The stream tag on mochallama.inferences distinguishes streaming (chatStream, SSE) from non-streaming calls. mochallama.tool_calls only moves when the model actually requests tools (counted per call by the number of calls in ChatResult.toolCalls()).
mochallama.tokens_per_second is computed per successful turn as completionTokens / elapsedSeconds (real completion tokens) and held in a volatile field the gauge reads; it reflects the last turn only.
Examples
# Health (DOWN while loading, UP once READY)

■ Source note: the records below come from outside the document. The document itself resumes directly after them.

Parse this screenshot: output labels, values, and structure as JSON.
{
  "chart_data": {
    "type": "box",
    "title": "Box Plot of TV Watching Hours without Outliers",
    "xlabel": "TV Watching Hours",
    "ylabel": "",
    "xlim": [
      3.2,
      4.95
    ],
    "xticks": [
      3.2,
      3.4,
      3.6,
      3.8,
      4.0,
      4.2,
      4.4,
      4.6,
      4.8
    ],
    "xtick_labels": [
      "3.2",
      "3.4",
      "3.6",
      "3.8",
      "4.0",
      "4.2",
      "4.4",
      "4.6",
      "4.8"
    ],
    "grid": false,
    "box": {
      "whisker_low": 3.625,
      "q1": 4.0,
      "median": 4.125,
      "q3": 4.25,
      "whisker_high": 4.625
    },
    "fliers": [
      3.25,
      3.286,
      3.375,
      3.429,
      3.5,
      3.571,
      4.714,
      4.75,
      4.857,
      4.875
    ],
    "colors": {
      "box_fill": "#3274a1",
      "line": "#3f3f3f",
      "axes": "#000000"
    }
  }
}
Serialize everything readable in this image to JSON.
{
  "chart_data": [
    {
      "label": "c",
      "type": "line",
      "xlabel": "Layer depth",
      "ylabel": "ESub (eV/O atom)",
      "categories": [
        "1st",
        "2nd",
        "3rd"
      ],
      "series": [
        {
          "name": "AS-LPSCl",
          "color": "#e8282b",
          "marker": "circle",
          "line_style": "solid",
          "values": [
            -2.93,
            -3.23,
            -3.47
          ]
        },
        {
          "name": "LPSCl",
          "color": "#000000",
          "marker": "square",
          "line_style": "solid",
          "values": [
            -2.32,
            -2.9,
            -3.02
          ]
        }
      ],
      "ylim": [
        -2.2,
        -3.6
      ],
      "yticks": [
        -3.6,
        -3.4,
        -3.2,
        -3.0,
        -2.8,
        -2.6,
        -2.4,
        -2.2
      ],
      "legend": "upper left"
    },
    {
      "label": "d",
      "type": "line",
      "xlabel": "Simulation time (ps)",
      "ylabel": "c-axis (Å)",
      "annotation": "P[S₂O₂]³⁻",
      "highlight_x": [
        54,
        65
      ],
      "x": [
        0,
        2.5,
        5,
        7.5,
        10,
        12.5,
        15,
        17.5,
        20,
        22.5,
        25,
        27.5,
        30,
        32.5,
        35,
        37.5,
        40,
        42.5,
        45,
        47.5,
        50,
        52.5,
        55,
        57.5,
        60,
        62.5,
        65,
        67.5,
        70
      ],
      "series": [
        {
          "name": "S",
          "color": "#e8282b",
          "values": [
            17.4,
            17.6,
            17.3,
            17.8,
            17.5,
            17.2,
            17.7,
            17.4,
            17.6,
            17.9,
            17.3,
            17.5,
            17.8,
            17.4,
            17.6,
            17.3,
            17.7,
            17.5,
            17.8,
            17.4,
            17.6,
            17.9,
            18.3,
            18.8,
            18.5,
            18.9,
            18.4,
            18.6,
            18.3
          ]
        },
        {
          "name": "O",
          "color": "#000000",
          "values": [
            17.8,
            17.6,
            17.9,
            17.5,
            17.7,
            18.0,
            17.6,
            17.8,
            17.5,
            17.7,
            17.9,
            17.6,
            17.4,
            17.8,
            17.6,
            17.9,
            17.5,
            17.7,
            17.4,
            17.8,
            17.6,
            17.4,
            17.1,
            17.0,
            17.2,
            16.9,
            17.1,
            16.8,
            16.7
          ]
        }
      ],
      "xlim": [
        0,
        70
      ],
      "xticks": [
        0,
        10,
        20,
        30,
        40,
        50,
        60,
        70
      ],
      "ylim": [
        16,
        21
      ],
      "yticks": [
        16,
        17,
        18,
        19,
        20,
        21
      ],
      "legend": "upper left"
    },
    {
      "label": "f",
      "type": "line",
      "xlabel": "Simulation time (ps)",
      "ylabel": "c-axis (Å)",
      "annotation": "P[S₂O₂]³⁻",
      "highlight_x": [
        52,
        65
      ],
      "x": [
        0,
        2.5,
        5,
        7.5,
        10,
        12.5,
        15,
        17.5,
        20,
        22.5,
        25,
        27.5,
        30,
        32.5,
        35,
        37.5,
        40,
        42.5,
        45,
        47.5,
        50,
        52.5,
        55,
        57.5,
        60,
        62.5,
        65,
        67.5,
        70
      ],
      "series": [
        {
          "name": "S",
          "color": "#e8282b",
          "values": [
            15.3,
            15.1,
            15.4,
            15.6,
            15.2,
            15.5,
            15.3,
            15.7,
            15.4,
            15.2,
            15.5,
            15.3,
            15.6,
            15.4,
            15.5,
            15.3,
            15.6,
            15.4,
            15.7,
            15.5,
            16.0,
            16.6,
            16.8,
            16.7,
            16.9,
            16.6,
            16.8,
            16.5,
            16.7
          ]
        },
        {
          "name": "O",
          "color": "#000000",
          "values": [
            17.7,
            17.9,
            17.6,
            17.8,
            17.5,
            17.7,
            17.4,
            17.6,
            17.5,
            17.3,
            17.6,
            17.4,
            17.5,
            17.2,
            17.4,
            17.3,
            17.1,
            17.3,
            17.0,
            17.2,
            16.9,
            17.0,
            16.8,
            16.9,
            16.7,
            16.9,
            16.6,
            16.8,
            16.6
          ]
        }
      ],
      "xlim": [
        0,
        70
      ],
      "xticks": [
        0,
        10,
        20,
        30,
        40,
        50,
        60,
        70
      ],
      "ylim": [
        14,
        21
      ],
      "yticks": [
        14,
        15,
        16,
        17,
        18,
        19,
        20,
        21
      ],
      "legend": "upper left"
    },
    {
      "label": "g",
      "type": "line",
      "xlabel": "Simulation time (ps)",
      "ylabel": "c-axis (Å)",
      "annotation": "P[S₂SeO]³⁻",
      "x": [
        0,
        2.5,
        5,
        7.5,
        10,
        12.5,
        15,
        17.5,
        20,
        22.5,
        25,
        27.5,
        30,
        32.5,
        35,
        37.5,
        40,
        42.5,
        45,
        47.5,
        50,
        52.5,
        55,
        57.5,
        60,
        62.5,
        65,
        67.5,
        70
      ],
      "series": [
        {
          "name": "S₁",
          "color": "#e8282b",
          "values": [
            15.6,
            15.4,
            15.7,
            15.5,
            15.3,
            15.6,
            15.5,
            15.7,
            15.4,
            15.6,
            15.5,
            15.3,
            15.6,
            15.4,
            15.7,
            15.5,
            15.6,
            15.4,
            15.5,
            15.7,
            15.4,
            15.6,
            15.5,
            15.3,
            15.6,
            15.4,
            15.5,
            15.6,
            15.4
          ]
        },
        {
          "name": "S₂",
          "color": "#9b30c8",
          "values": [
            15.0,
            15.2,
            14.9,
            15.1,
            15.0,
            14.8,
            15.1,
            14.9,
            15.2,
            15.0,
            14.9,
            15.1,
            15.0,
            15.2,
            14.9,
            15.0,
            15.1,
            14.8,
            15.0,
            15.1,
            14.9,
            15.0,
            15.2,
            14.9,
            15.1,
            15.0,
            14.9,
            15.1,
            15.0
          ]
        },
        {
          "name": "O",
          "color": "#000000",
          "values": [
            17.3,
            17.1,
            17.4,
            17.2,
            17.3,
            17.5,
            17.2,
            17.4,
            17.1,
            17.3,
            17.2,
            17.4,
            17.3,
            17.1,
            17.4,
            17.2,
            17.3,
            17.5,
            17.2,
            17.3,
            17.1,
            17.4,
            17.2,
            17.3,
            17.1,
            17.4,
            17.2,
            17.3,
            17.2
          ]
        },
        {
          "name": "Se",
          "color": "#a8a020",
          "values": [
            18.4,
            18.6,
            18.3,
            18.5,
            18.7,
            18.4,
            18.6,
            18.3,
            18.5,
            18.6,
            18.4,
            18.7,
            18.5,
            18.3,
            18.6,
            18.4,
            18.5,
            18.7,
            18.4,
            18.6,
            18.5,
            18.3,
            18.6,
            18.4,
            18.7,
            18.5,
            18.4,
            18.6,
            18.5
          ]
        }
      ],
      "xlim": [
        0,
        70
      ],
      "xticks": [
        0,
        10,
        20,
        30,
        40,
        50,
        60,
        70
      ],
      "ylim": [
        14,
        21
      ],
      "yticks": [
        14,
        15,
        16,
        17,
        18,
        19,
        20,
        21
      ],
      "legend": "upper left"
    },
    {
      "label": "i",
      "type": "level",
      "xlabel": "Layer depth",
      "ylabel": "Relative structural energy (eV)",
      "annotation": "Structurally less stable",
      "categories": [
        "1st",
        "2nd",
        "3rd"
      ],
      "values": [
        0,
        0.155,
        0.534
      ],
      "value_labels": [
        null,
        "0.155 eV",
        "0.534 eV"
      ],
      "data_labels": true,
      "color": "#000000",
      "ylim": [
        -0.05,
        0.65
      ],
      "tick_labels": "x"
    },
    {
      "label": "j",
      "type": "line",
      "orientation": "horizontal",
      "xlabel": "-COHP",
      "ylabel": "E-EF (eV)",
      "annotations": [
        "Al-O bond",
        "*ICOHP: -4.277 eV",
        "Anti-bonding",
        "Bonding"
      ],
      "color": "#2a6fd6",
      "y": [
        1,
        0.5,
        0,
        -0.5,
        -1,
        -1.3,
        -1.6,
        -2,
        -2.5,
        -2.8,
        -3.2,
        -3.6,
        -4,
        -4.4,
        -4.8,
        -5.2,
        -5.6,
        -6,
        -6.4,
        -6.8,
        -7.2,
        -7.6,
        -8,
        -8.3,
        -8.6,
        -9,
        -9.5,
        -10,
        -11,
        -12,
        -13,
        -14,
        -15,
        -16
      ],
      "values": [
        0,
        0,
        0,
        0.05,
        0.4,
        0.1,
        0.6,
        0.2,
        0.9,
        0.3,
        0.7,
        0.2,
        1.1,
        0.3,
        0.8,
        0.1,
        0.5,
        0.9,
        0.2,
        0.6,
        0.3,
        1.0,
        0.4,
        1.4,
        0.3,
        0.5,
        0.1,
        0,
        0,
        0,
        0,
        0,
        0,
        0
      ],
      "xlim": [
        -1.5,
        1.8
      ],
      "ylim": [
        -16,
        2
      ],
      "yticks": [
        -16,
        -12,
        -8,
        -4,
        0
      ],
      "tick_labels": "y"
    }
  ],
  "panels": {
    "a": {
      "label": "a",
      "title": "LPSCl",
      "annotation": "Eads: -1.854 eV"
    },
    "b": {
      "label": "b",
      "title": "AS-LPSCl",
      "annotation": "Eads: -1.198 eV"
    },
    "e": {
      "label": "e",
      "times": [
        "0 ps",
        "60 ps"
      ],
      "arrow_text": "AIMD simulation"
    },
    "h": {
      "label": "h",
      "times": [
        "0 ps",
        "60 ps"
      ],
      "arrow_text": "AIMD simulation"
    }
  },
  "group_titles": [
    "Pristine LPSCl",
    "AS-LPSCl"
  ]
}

curl -s localhost:8080/actuator/health
# Inference timer
curl -s localhost:8080/actuator/metrics/mochallama.inference.duration
# Inference counter (filter to streaming successes)
curl -s 'localhost:8080/actuator/metrics/mochallama.inferences?tag=outcome:success&tag=stream:true'
# Tool-call counter
curl -s localhost:8080/actuator/metrics/mochallama.tool_calls
# Real prompt-token distribution
curl -s localhost:8080/actuator/metrics/mochallama.tokens.prompt
# Last-turn throughput
curl -s localhost:8080/actuator/metrics/mochallama.tokens_per_secondSample output
GET /actuator/health once the model is READY (note the mochallama component carries model / state / loadDurationMs details):
{
"status": "UP",
"components": {
"mochallama": {
"status": "UP",
"details": {
"model": "qwen2.5-1.5b-instruct-q4_k_m",
"state": "READY",
"loadDurationMs": 1843
}
}
}
}While the model is still loading the same component is DOWN (so the aggregate status is DOWN), with state = DOWNLOADING or LOADING; on a load failure it is DOWN with an extra error detail.
GET /actuator/metrics/mochallama.inference.duration — the inference timer, with its count, total, and max statistics and the available model tag:
{
"name": "mochallama.inference.duration",
"baseUnit": "seconds",
"measurements": [
{ "statistic": "COUNT", "value": 7.0 },
{ "statistic": "TOTAL_TIME", "value": 18.42 },
{ "statistic": "MAX", "value": 3.91 }
],
"availableTags": [
{ "tag": "model", "values": ["qwen2.5-1.5b-instruct-q4_k_m"] }
]
}GET /actuator/metrics/mochallama.tokens_per_second — the last-turn throughput gauge (untagged):
{
"name": "mochallama.tokens_per_second",
"measurements": [ { "statistic": "VALUE", "value": 12.4 } ],
"availableTags": []
}Enabling Prometheus
Prometheus support is opt-in. The starter declares micrometer-registry-prometheus as compileOnly, so consumers add it to light up the scrape endpoint:
runtimeOnly 'io.micrometer:micrometer-registry-prometheus'Then GET /actuator/prometheus returns all mochallama_* meters in Prometheus text format (already exposed in the include list above).
Demo web UI
app's web UI shows a compact live footer stat that polls /actuator/metrics/mochallama.tokens_per_second and mochallama.model.state every 3s, rendering x.x tok/s · model: <id> · <state>.